Malaysian general election, 2013: Petaling Jaya Utara
| Party |  | Candidate | Votes | % | ∆% |
|  | DAP | Tony Pua Kiam Wee | 57,407 | 81.84 | +13.92 |
|  | BN | Chew Hoong Ling | 12,735 | 18.16 | −13.92 |
| Total valid votes |  |  | 70,142 | 100.00 |
| Total rejected ballots |  |  | 472 |
| Unreturned ballots |  |  | 113 |
| Turnout |  |  | 70,727 | 82.82 | +9.35 |
| Registered electors |  |  | 85,401 |
| Majority |  |  | 44,672 | 63.68 | +27.84 |
|  | DAP hold |  | Swing |  | +13.92 |
Source(s) "Federal Government Gazette - Notice of Contested Election, Parliament for the State of Selangor [P.U. (B) 176/2013]" (PDF). Attorney General's Chambers of Malaysia. 26 April 2013. Archived from the original (PDF) on 2018-09-30. Retrieved 2016-05-08. "Federal Government Gazette - Results of Contested Election and Statements of the Poll after the Official Addition of Votes, Parliamentary Constituencies for the State of Selangor [P.U. (B) 217/2013]" (PDF). Attorney General's Chambers of Malaysia. 22 May 2013. Archived from the original (PDF) on September 30, 2018. Retrieved 2016-05-08.

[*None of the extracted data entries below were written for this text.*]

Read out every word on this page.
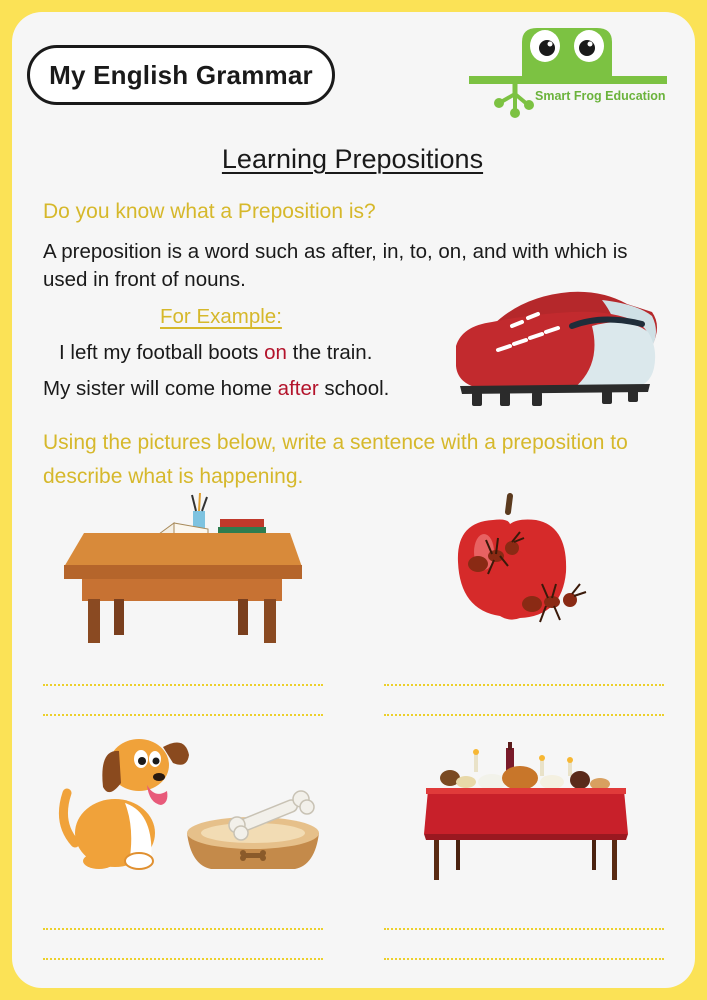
My English Grammar
Smart Frog Education
Learning Prepositions
Do you know what a Preposition is?
A preposition is a word such as after, in, to, on, and with which is used in front of nouns.
For Example:
I left my football boots on the train.
My sister will come home after school.
Using the pictures below, write a sentence with a preposition to describe what is happening.
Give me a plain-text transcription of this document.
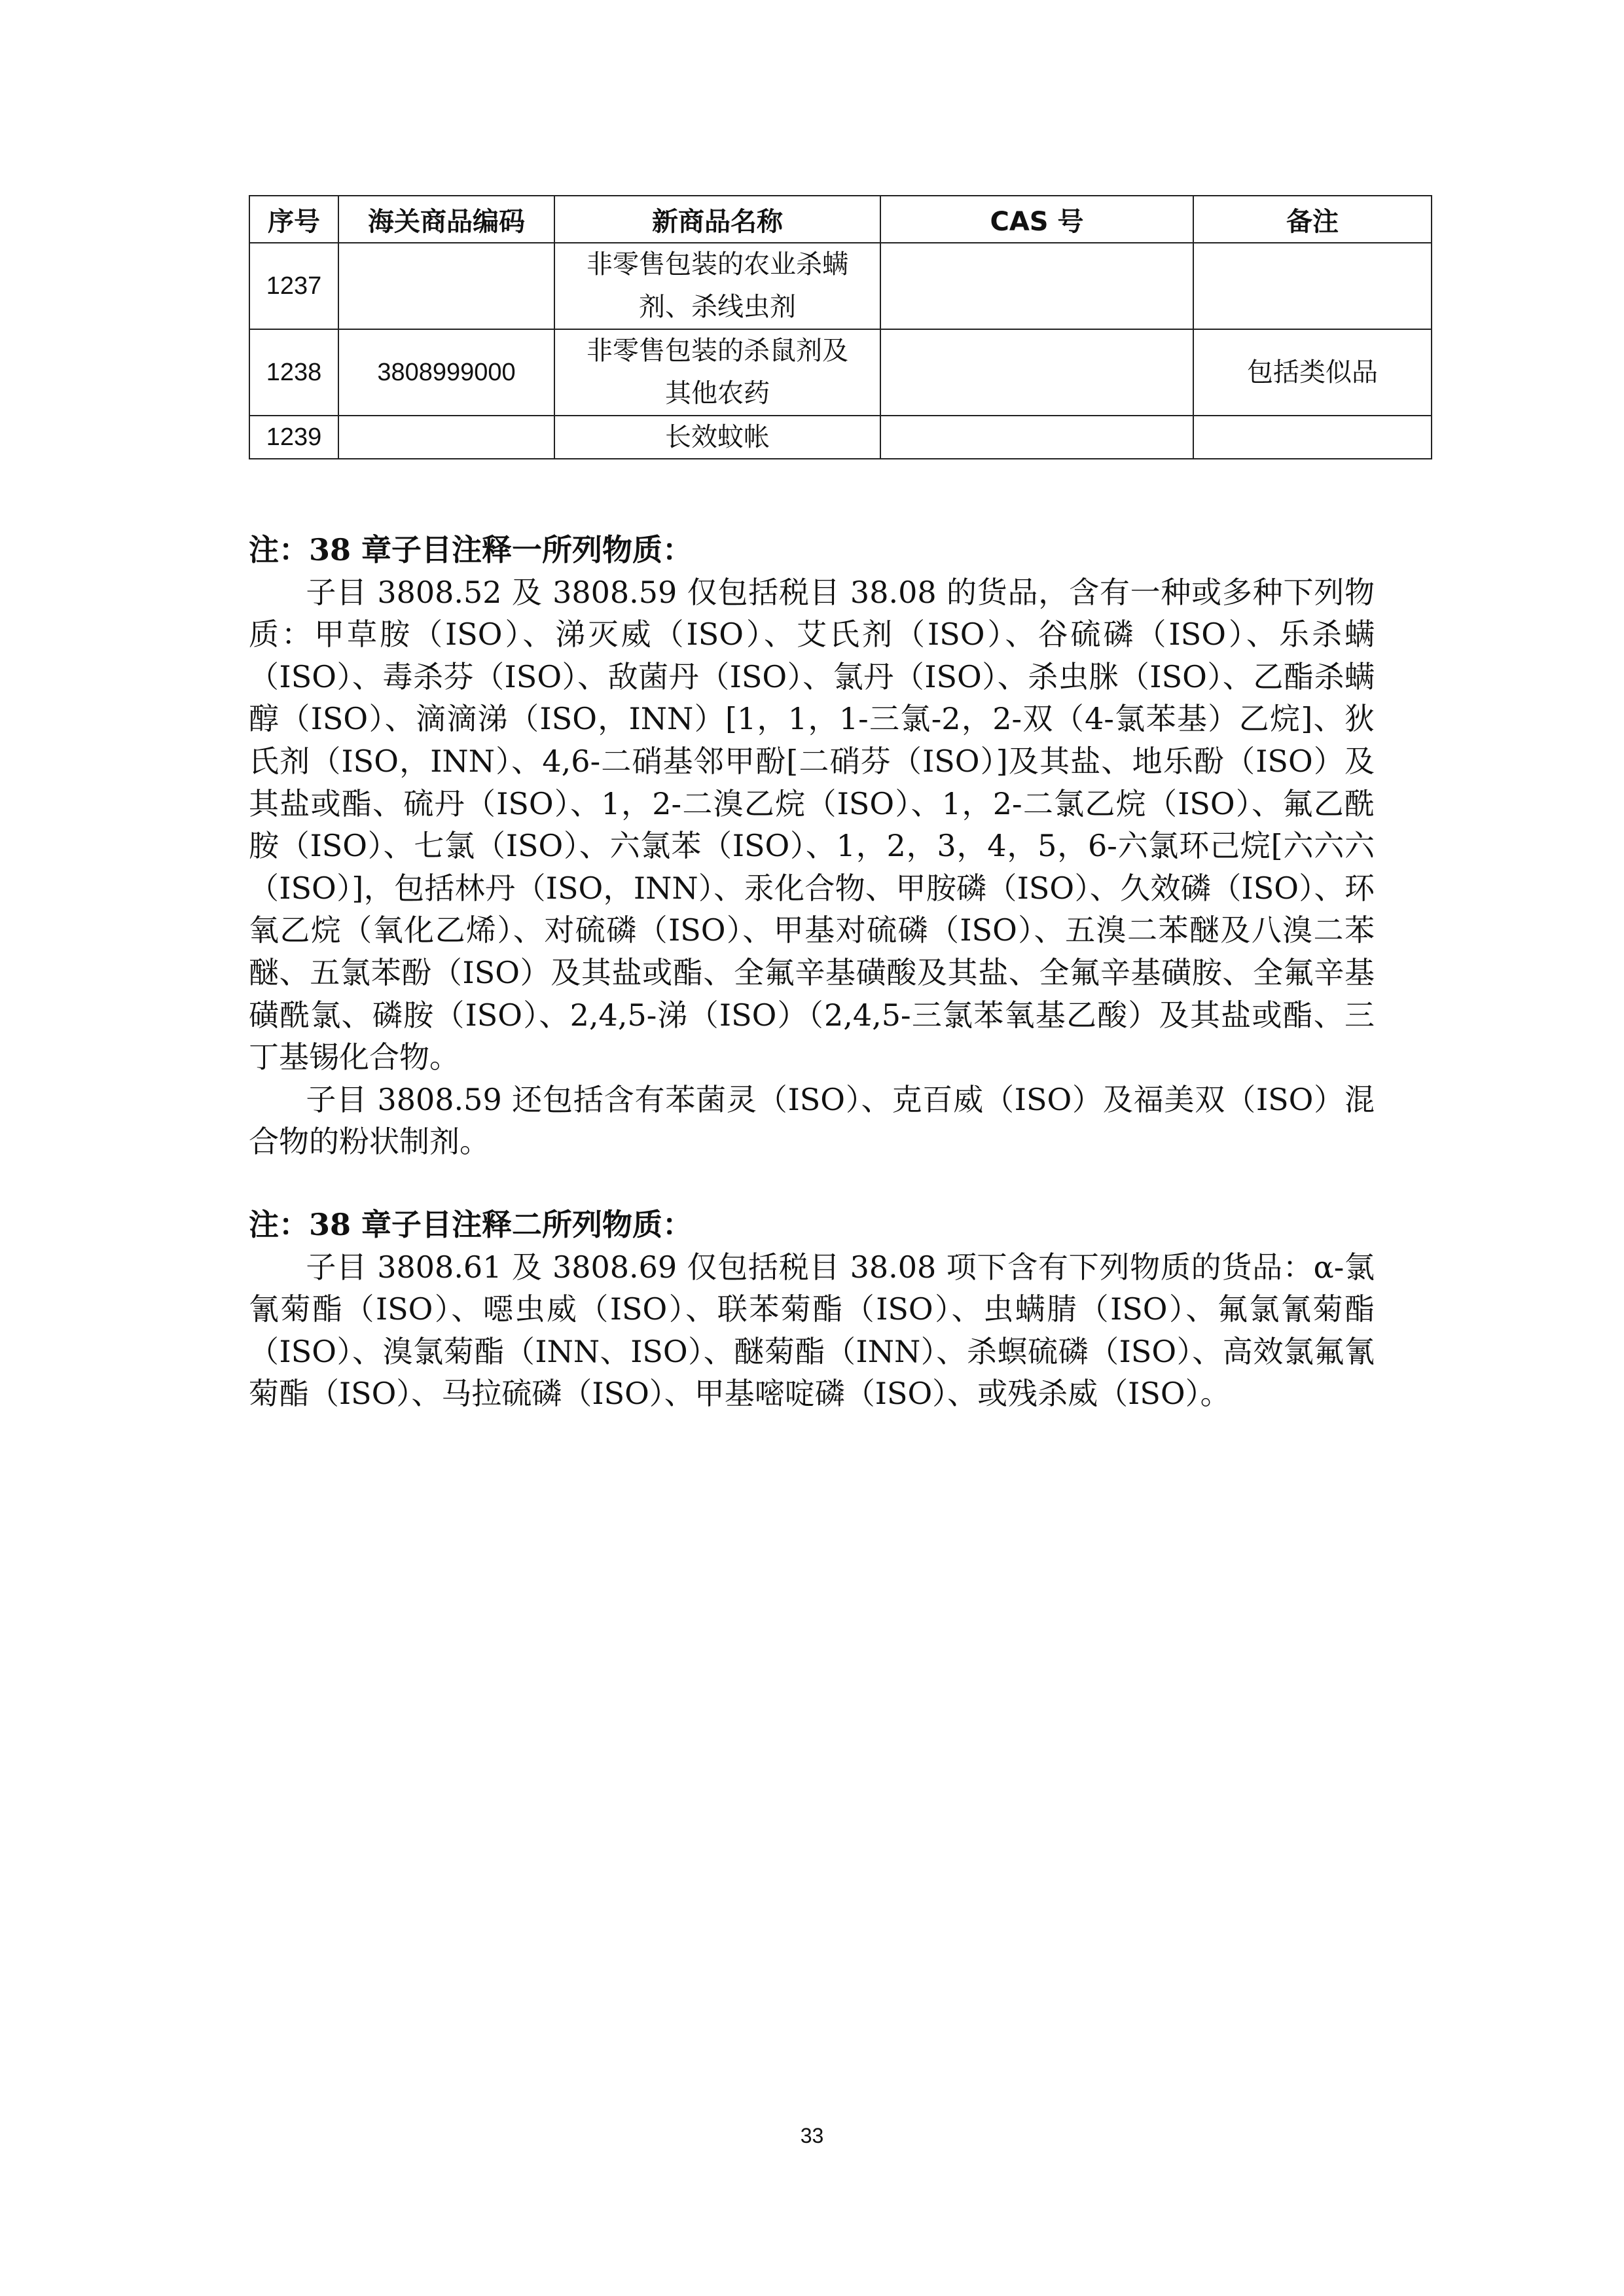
序号	海关商品编码	新商品名称	CAS 号	备注
1237		非零售包装的农业杀螨
剂、杀线虫剂		

1238	3808999000	非零售包装的杀鼠剂及
其他农药		包括类似品
1239		长效蚊帐		

注：38 章子目注释一所列物质：

子目 3808.52 及 3808.59 仅包括税目 38.08 的货品，含有一种或多种下列物质：甲草胺（ISO）、涕灭威（ISO）、艾氏剂（ISO）、谷硫磷（ISO）、乐杀螨（ISO）、毒杀芬（ISO）、敌菌丹（ISO）、氯丹（ISO）、杀虫脒（ISO）、乙酯杀螨醇（ISO）、滴滴涕（ISO，INN）[1，1，1-三氯-2，2-双（4-氯苯基）乙烷]、狄氏剂（ISO，INN）、4,6-二硝基邻甲酚[二硝芬（ISO）]及其盐、地乐酚（ISO）及其盐或酯、硫丹（ISO）、1，2-二溴乙烷（ISO）、1，2-二氯乙烷（ISO）、氟乙酰胺（ISO）、七氯（ISO）、六氯苯（ISO）、1，2，3，4，5，6-六氯环己烷[六六六（ISO）]，包括林丹（ISO，INN）、汞化合物、甲胺磷（ISO）、久效磷（ISO）、环氧乙烷（氧化乙烯）、对硫磷（ISO）、甲基对硫磷（ISO）、五溴二苯醚及八溴二苯醚、五氯苯酚（ISO）及其盐或酯、全氟辛基磺酸及其盐、全氟辛基磺胺、全氟辛基磺酰氯、磷胺（ISO）、2,4,5-涕（ISO）（2,4,5-三氯苯氧基乙酸）及其盐或酯、三丁基锡化合物。

子目 3808.59 还包括含有苯菌灵（ISO）、克百威（ISO）及福美双（ISO）混合物的粉状制剂。

注：38 章子目注释二所列物质：

子目 3808.61 及 3808.69 仅包括税目 38.08 项下含有下列物质的货品：α-氯氰菊酯（ISO）、噁虫威（ISO）、联苯菊酯（ISO）、虫螨腈（ISO）、氟氯氰菊酯（ISO）、溴氯菊酯（INN、ISO）、醚菊酯（INN）、杀螟硫磷（ISO）、高效氯氟氰菊酯（ISO）、马拉硫磷（ISO）、甲基嘧啶磷（ISO）、或残杀威（ISO）。

33
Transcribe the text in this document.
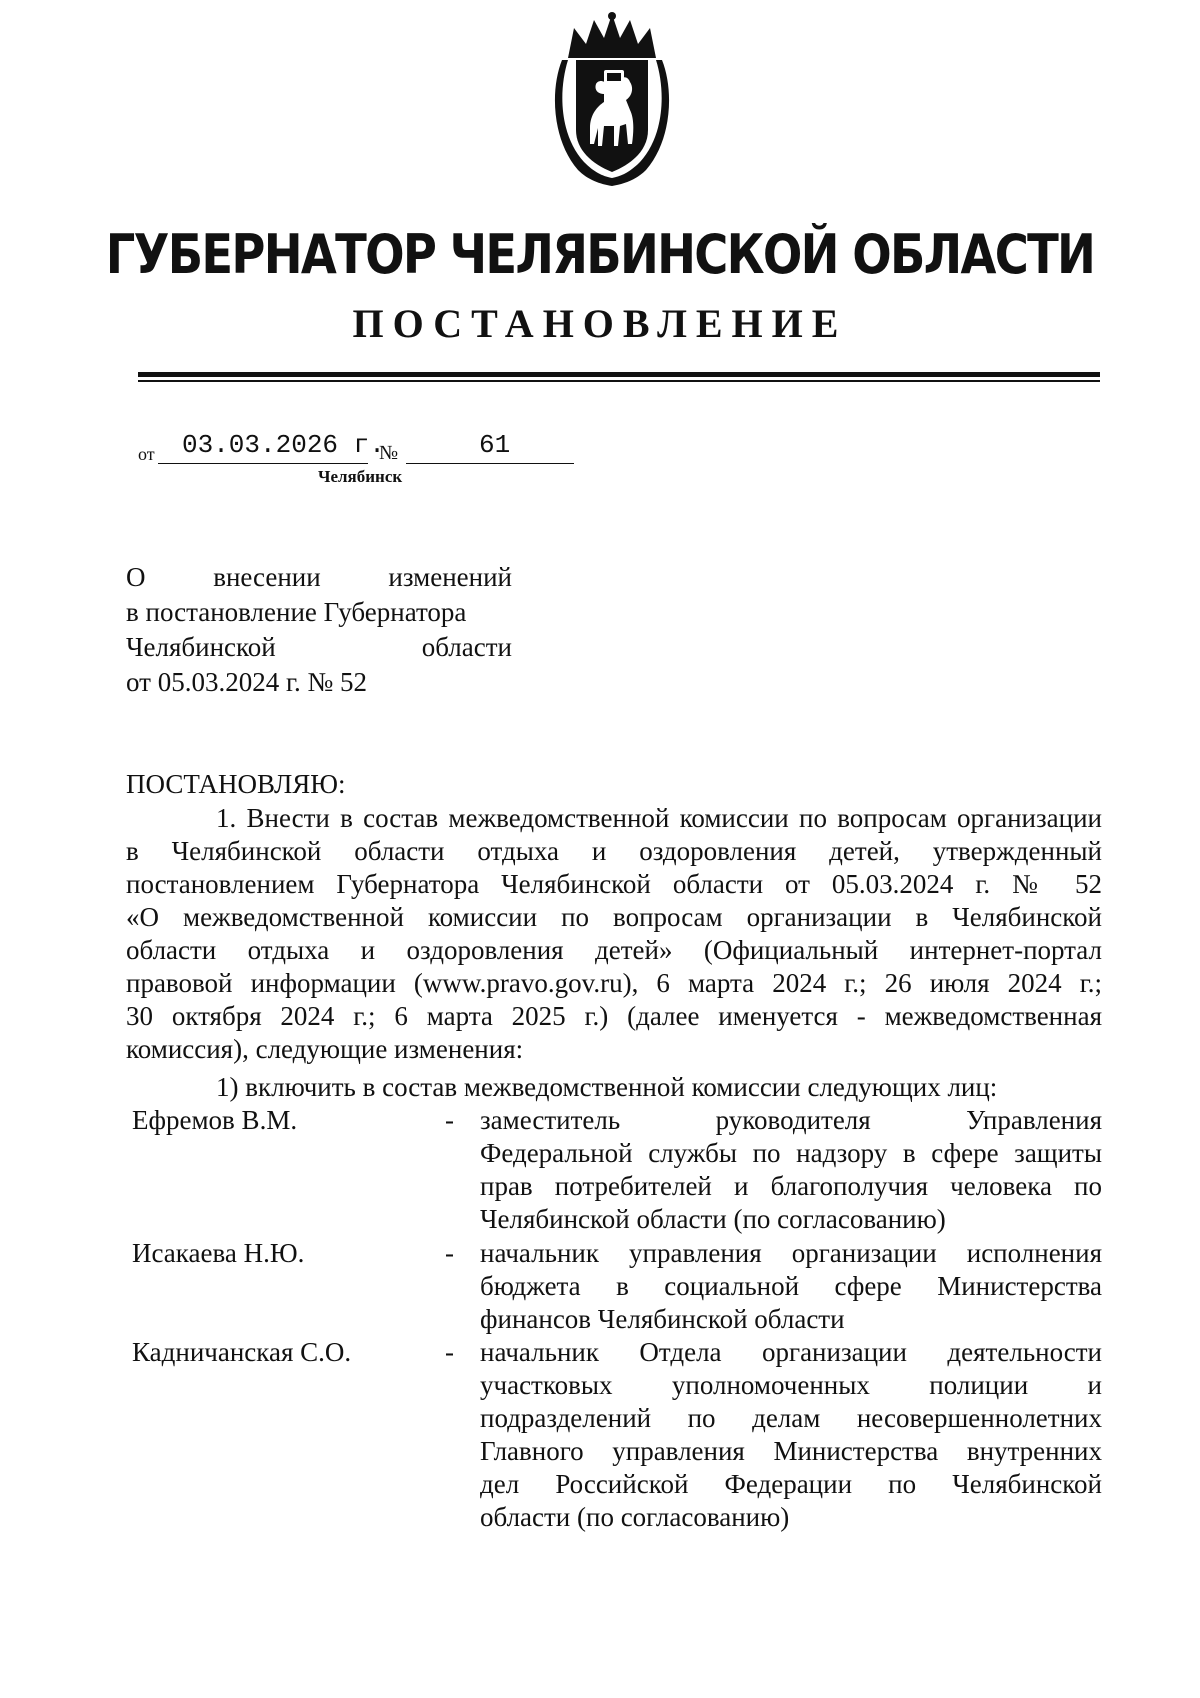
ГУБЕРНАТОР ЧЕЛЯБИНСКОЙ ОБЛАСТИ
ПОСТАНОВЛЕНИЕ
от 03.03.2026 г.
№	61
Челябинск
О	внесении	изменений
в постановление Губернатора
Челябинской	области
от 05.03.2024 г. № 52
ПОСТАНОВЛЯЮ:
1. Внести в состав межведомственной комиссии по вопросам организации
в Челябинской области отдыха и оздоровления детей, утвержденный
постановлением Губернатора Челябинской области от 05.03.2024 г. № 52
«О межведомственной комиссии по вопросам организации в Челябинской
области отдыха и оздоровления детей» (Официальный интернет-портал
правовой информации (www.pravo.gov.ru), 6 марта 2024 г.; 26 июля 2024 г.;
30 октября 2024 г.; 6 марта 2025 г.) (далее именуется - межведомственная
комиссия), следующие изменения:
1) включить в состав межведомственной комиссии следующих лиц:
Ефремов В.М.	- заместитель руководителя Управления
Федеральной службы по надзору в сфере защиты
прав потребителей и благополучия человека по
Челябинской области (по согласованию)
Исакаева Н.Ю.	- начальник управления организации исполнения
бюджета в социальной сфере Министерства
финансов Челябинской области
Кадничанская С.О.	- начальник Отдела организации деятельности
участковых уполномоченных полиции и
подразделений по делам несовершеннолетних
Главного управления Министерства внутренних
дел Российской Федерации по Челябинской
области (по согласованию)
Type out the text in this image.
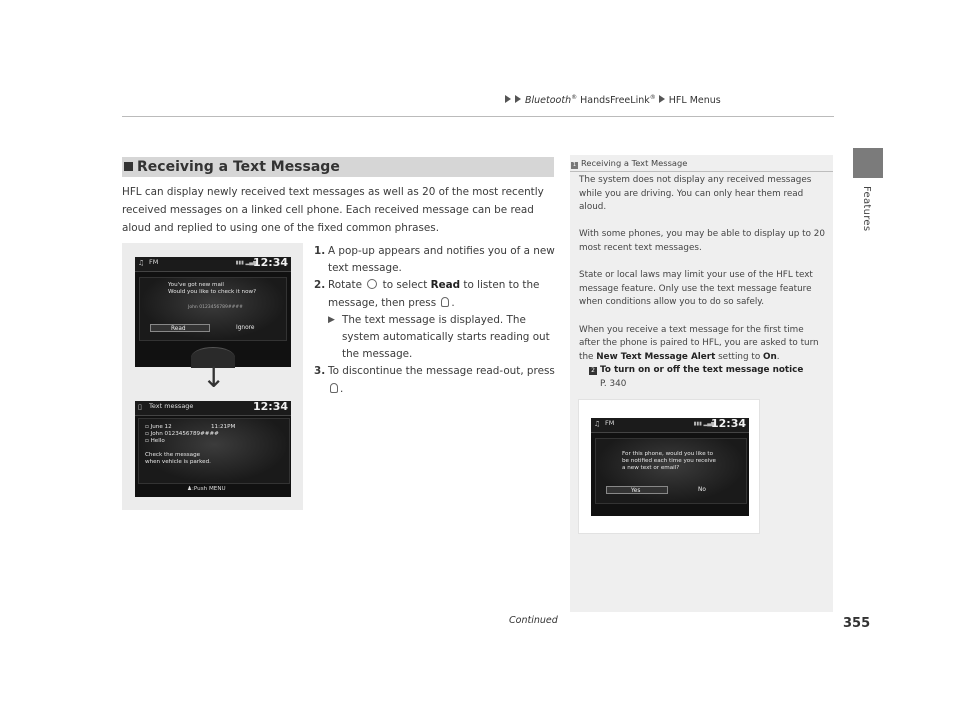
Bluetooth® HandsFreeLink® HFL Menus
Features
Receiving a Text Message
HFL can display newly received text messages as well as 20 of the most recently received messages on a linked cell phone. Each received message can be read aloud and replied to using one of the fixed common phrases.
♫ FM	▮▮▮ ▂▄▆
12:34
You've got new mail
Would you like to check it now?
John 0123456789####
Read	Ignore
▯ Text message	12:34
▫ June 12	11:21PM
▫ John 0123456789####
▫ Hello
Check the message
when vehicle is parked.
♟:Push MENU
↓
1. A pop-up appears and notifies you of a new text message.
2. Rotate to select Read to listen to the message, then press .
▶ The text message is displayed. The system automatically starts reading out the message.
3. To discontinue the message read-out, press
.
1 Receiving a Text Message

The system does not display any received messages while you are driving. You can only hear them read aloud.

With some phones, you may be able to display up to 20 most recent text messages.

State or local laws may limit your use of the HFL text message feature. Only use the text message feature when conditions allow you to do so safely.

When you receive a text message for the first time after the phone is paired to HFL, you are asked to turn the New Text Message Alert setting to On.

2 To turn on or off the text message notice
P. 340
♫ FM	▮▮▮ ▂▄▆
12:34
For this phone, would you like to
be notified each time you receive
a new text or email?
Yes	No
Continued	355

Malaysian general election, 2008: Petaling Jaya Utara
| Party |  | Candidate | Votes | % | ∆% |
|  | DAP | Tony Pua Kiam Wee | 37,851 | 67.92 | +30.08 |
|  | BN | Chew Mei Fun | 17,879 | 32.08 | −30.08 |
| Total valid votes |  |  | 55,730 | 100.00 |
| Total rejected ballots |  |  | 527 |
| Unreturned ballots |  |  | 38 |
| Turnout |  |  | 56,295 | 73.47 | +4.38 |
| Registered electors |  |  | 76,618 |
| Majority |  |  | 19,972 | 35.84 | +11.52 |
|  | DAP gain from BN |  | Swing |  | +30.08 |

Malaysian general election, 2004: Petaling Jaya Utara
| Party |  | Candidate | Votes | % | ∆% |
|  | BN | Chew Mei Fun | 32,422 | 62.16 | +10.36 |
|  | DAP | Ronnie Liu Tian Khiew | 19,739 | 37.84 | −8.84 |
| Total valid votes |  |  | 52,161 | 100.00 |
| Total rejected ballots |  |  | 619 |
| Unreturned ballots |  |  | 40 |
| Turnout |  |  | 52,460 | 69.09 | −1.67 |
| Registered electors |  |  | 75,935 |
| Majority |  |  | 13,043 | 24.32 | +19.30 |
|  | BN hold |  | Swing |  | +9.60 |

Malaysian general election, 1999: Petaling Jaya Utara
Party: Candidate; Votes; %; ∆%
BN; Chew Mei Fun; 25,603; 51.80; +51.80
DAP; Ronnie Liu Tian Khiew; 23,122; 46.78; +46.78
MDP; Wee Chek Aik; 706; 1.43; +1.43
Total valid votes: 49,431; 100.00
Total rejected ballots: 517
Unreturned ballots: 33
Turnout: 49,981; 70.76
Registered electors: 70,634
Majority: 2,481; 5.02
BN hold; Swing; N/A

Malaysian general election, 1995: Petaling Jaya Utara
| Party |  | Candidate | Votes | % | ∆% |
On the nomination day, Lim Kuo Phau won uncontested.
|  | BN | Lim Kuo Phau |
| Total valid votes |  |  |  | 100.00 |
| Total rejected ballots |  |  |  |
| Unreturned ballots |  |  |  |
| Turnout |  |  |  |
| Registered electors |  |  | 68,828 |
| Majority |  |  |  |
This was a new constituency created.